Se situant dans la Réserve de Biosphère Transfrontière du delta du mono en création entre le Bénin et le Togo, reconnue par l’Unesco, la forêt sacrée Godjé-Godjin renferme des espèces animales et végétales qui sont menacées. Aujourd’hui, cette forêt commence à retrouver son prestige d’autrefois, d’où la présence des espèces animales qui avaient fuit les ravisseurs et chasseurs.

Au cours de l’émission, les membres de l’ACPC ont tout d’abord retracé le fil du travail qui se fait depuis 2015 jusqu’à nos jours et les problèmes auxquels ils font face chaque jour que le bon Dieu fait. « Entre temps, il y a eu un problème à propos des chasseurs qui venaient chasser sans qu’on ne sache. Le problème a duré un peu. Mais avec l’intervention du président dans cette affaire, il faut dire que nous avons trouvé, disons une solution. On a essayé de les répertoriés et ils sont devenus des gardiens pour eux-mêmes » a laissé entendre l’éco garde Abalo Adjassodé.

Godjé-Godjin, cette forêt sacrée se situé entre les cantons Essè et Gboto. En temps de pluie, la zone est difficile d’accès. La piste Gboto-Godjinmé, accès rapide, longue de 6 km devient souvent impraticable. L’autre solution d’accès est le parcours de 16 km pour un tour difficile avec le mauvais état de la voie en en passant par Essè Ana.

Depuis quelques semaines, un système de reboisement a démarré sur 10ha. Ce qui se fait chaque moment pour couvrir toute la forêt surtout les lieux on l’on ne trouve pas d’arbres. « Au fait il faut dire que pour le reboisement que nous sommes entrain de faire, nous avons commencé depuis. D’abord, il nous est signalé qu’il faut que nous enlevions tous les tecks qui sont dans la forêt car ils ne facilitent pas le développement des autres espèces qui sont importantes. Alors nous avons fait des groupements qui font le travail à tour de rôle. Et ils sont tous payés » a souligné Koami Adjaholou, le président de l’ACPC.

« Le travail abattu par l’ACPC avec le soutien technique de l’Ong Agbo Zegué et du partenaire financier la GIZ, est à qualifier et à applaudir. Le travail n’a pas été facile. Depuis que nous sommes arrivés pour ce travail dans cette forêt, nous avons constaté de nombreux changement. Il y a de cela un moment, la forêt prenait feu chaque année mais depuis 2016 jusqu’à nos jours, il n’y a plus eut feu dans cette forêt. Le mal aujourd’hui est le manque de piste d’accès praticable à tout moment » s’est exprimé Abré Tchao, Animateur de l’Ong Agbo Zegué.

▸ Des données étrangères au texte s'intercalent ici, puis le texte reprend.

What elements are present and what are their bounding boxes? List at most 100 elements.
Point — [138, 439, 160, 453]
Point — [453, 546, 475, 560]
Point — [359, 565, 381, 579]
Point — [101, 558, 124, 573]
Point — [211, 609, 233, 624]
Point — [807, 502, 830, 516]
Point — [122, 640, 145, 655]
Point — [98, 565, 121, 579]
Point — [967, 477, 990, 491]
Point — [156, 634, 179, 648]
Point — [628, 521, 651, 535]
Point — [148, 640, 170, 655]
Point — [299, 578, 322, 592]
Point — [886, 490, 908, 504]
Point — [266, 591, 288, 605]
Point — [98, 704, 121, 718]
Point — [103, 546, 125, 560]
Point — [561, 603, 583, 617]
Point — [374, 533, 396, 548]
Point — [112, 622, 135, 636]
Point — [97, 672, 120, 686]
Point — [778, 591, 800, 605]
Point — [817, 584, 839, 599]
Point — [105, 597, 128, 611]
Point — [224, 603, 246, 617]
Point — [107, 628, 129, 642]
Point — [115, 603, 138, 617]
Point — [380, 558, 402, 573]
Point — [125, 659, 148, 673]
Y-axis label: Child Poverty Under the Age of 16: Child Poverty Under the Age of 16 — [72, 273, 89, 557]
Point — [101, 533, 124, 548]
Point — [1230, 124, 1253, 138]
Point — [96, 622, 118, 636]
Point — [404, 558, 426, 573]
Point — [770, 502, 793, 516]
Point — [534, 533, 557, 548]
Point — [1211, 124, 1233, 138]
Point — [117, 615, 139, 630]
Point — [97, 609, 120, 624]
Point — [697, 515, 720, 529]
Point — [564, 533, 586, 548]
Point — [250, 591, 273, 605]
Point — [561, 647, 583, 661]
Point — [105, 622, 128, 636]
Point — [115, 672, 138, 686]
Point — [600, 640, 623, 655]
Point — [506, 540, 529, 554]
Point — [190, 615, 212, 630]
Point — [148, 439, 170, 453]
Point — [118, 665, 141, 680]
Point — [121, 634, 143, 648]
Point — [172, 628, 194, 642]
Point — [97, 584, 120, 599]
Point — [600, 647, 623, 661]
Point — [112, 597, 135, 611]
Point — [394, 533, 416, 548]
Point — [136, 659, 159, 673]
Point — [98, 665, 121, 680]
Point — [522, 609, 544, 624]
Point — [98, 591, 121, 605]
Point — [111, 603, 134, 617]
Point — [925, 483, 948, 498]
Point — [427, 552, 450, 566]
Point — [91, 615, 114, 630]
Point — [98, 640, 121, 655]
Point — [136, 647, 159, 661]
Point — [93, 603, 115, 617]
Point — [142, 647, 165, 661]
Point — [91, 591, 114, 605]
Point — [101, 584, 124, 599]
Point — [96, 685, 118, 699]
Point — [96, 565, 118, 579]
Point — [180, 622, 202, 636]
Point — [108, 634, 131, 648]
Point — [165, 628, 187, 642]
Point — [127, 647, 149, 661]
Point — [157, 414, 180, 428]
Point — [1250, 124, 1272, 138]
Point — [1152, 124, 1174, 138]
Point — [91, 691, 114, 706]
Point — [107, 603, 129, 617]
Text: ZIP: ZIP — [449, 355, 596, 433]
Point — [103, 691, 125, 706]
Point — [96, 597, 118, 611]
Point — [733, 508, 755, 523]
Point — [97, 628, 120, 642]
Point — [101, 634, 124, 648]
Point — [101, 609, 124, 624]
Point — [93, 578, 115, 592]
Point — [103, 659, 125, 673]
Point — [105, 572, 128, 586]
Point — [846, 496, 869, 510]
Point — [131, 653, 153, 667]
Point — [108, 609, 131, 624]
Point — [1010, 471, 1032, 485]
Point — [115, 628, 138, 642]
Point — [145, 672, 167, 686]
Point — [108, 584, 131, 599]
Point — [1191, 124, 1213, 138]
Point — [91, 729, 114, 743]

Les nouvelles techniques évoquées pour la promotion des acquis de la forêt sacrée godjé-Godjin sont des demandes que l’Association de Conservation pour la Promotion Culturelle de ladite forêt formule à l’endroit des autorités administratives et gouvernementales, des partenaires et acteurs de l’environnement, la diaspora de Yoto pour leur venir en aide. « Pour que cette forêt ait encore de une nouvelle image, il faut qu’il y ait une voie d’accès. Souvent les gens sont tentés de nous visiter, mais une fois qu’ils arrivent et constate l’état de la voie avec des trous à chaque un mètre, en saison sèche et des voies pratiquement bloquées en saison pluvieuse, ils retournent tout simplement. Alors il faut que le gouvernement togolais fasse quelque chose de si vite pour arranger les routes de notre préfecture. Surtout les voies Gboto-Godjinmé, Gboto-Essè et autres. Si cela est fait, vous verrez que tout ce que nous avons mis en marche ici sera reconnu partout. On a entendu dire que toute la réserve est enregistrée dans le patrimoine mondial des Réserves de Biosphère de l’Unesco, mais quand il n’y a pas de voie, vous voyez que c’est un peu difficile non ? C’est pourquoi nous demandons de l’aide pour le revêtement de la voie » s‘est interrogé le président Koami Adjaholou

Djobo kodjo, vice président de l’ACPC a renchérit en demandant à ce que les autres acteurs de l’environnement et surtout la GIZ à faire quelque chose.

En fin d’émission, les membres de l’ACPC ont tenu à remercier toutes les ONGs qui travaillent sur le projet RBT pour promettent mettre en pratique de bons comportements et de nouvelles techniques pour la promotion des acquis de leur forêt.